KEMR
- Moriarty, New Mexico; United States;
- Frequency: 1080 kHz
- Branding: East Mountain Radio 102.1

Programming
- Format: Classic hits/Oldies

Ownership
- Owner: Don Davis

History
- First air date: 1989 (as KOFK at 1100)
- Former call signs: KOFK (1985–1995) KCIB (1995–2000) KQEO (2000) KZKL (2000–2002) KRKE (2002–2005) KQNM (2005–2008) KKJY (2008–2009) KIVA (2009) KQNM (2009–2015) KRKE (2015–2017) KSFE (2017–2019) KMYN (2019)
- Former frequencies: 1100 kHz (1985–2013) 1090 kHz (2013–2021)
- Call sign meaning: East Mountain Radio

Technical information
- Licensing authority: FCC
- Facility ID: 22391
- Class: D
- Power: 250 watts (day)
- Transmitter coordinates: 35°9′5″N 107°52′34″W﻿ / ﻿35.15139°N 107.87611°W
- Translator: 102.1 MHz K271DC (Moriarty)

Links
- Public license information: Public file; LMS;

= KEMR (AM) =

KEMR (1080 AM) is a radio station licensed to serve Moriarty, New Mexico, United States. It is owned by long-time Albuquerque broadcaster Don Davis. KEMR airs a format featuring classic hits on weekdays and oldies on weekends along with community information and local weather reports. KEMR is also broadcast on FM translator K271DC 102.1 MHz at 99 watts atop Sandia Crest with an eastward directional antenna.
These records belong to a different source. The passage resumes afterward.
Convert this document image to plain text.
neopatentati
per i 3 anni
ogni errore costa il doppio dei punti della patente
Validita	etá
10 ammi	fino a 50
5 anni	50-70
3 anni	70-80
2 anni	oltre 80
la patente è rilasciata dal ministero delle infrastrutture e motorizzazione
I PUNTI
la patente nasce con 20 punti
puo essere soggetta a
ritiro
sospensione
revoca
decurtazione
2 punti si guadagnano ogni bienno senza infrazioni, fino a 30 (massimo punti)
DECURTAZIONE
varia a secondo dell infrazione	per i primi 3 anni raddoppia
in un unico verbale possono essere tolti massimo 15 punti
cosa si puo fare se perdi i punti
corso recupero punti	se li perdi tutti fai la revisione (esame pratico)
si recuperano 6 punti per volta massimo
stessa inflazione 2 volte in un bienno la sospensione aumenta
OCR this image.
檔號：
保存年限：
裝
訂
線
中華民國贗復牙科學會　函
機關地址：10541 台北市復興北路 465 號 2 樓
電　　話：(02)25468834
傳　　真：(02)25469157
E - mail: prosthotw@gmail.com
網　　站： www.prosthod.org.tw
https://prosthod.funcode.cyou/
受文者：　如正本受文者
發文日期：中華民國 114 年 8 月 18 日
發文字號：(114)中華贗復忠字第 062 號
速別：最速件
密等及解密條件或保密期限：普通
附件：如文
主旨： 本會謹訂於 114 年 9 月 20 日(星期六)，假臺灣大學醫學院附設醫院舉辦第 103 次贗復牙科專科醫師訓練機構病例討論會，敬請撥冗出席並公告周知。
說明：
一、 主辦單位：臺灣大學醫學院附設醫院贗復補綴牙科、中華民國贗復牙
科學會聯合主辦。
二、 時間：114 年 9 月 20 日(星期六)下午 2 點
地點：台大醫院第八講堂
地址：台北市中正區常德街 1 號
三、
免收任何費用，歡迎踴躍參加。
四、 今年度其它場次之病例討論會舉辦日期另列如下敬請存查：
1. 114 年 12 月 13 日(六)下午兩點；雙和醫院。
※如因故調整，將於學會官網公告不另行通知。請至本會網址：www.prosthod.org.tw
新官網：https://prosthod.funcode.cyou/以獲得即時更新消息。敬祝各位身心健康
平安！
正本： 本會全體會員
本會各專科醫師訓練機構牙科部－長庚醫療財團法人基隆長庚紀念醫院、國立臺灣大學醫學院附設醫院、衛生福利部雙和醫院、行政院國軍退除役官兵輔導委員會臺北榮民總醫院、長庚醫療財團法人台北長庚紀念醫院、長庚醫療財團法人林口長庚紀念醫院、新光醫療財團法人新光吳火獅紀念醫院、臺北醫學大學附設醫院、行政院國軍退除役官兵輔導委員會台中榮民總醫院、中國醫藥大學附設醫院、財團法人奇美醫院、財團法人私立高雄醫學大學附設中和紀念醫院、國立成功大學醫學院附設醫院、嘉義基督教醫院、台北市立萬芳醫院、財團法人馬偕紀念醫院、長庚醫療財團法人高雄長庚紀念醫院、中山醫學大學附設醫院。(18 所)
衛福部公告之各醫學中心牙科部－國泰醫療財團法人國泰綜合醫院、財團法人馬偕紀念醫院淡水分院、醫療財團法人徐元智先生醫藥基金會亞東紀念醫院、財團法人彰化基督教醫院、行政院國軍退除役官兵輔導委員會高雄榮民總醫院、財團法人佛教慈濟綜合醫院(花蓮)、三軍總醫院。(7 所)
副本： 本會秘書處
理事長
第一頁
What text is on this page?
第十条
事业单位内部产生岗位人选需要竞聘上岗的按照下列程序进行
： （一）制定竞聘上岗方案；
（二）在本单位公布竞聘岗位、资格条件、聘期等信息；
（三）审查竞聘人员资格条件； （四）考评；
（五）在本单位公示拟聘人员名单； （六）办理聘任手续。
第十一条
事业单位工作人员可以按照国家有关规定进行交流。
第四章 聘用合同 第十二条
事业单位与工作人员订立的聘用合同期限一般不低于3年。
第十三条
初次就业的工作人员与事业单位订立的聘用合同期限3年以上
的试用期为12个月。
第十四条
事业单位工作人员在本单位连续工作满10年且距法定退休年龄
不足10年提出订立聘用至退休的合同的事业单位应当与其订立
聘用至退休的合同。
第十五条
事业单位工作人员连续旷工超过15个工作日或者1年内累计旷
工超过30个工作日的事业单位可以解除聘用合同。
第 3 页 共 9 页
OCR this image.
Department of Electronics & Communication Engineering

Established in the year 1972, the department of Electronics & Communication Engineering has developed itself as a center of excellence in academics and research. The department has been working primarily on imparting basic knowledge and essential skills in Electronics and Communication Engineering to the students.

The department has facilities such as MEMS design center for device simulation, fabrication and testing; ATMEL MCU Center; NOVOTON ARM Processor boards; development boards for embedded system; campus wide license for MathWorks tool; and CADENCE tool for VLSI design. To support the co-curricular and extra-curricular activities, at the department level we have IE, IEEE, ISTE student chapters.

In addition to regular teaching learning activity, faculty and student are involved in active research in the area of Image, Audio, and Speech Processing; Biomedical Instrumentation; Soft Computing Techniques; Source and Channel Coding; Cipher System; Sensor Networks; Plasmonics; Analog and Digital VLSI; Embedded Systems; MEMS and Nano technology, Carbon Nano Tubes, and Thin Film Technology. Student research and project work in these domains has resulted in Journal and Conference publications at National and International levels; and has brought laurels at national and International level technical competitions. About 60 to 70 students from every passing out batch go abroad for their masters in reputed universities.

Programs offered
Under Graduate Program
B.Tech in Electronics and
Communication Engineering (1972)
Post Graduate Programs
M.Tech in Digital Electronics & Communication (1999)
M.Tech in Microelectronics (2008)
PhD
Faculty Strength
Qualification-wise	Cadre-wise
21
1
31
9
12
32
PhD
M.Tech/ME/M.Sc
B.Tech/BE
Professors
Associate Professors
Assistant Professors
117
The station was assigned the KQNM call sign by the Federal Communications Commission on May 18, 2009. On September 22, 2015, the KQNM call letters were moved to 1550 in Albuquerque with 1090 picking up the KRKE callsign previously held by that station. On November 1, 2017, the KRKE call letters were transferred to 101.3 in Albuquerque with 1090 picking up the KSFE call sign.

The station filed an application to move from 1090 kHz to 1080 kHz and move the station from Milan, New Mexico to Moriarty, New Mexico and was granted a construction permit for the move on September 20, 2017. The license to cover the new location was issued on June 15, 2021.

The station changed its call sign to KMYN on March 7, 2019, then again to KEMR on April 9, 2019.

On January 3, 2022, the station filed a silent notification stating that the station would be off the air while the FM translator K271DC would be moved from the AM broadcasting tower to a new site. Broadcasts for both signals would commence in mid-July 2022.

On June 3, 2022, it was announced that the station was sold to local broadcaster Don Davis for $10. The sale was approved by the FCC on October 5, 2023.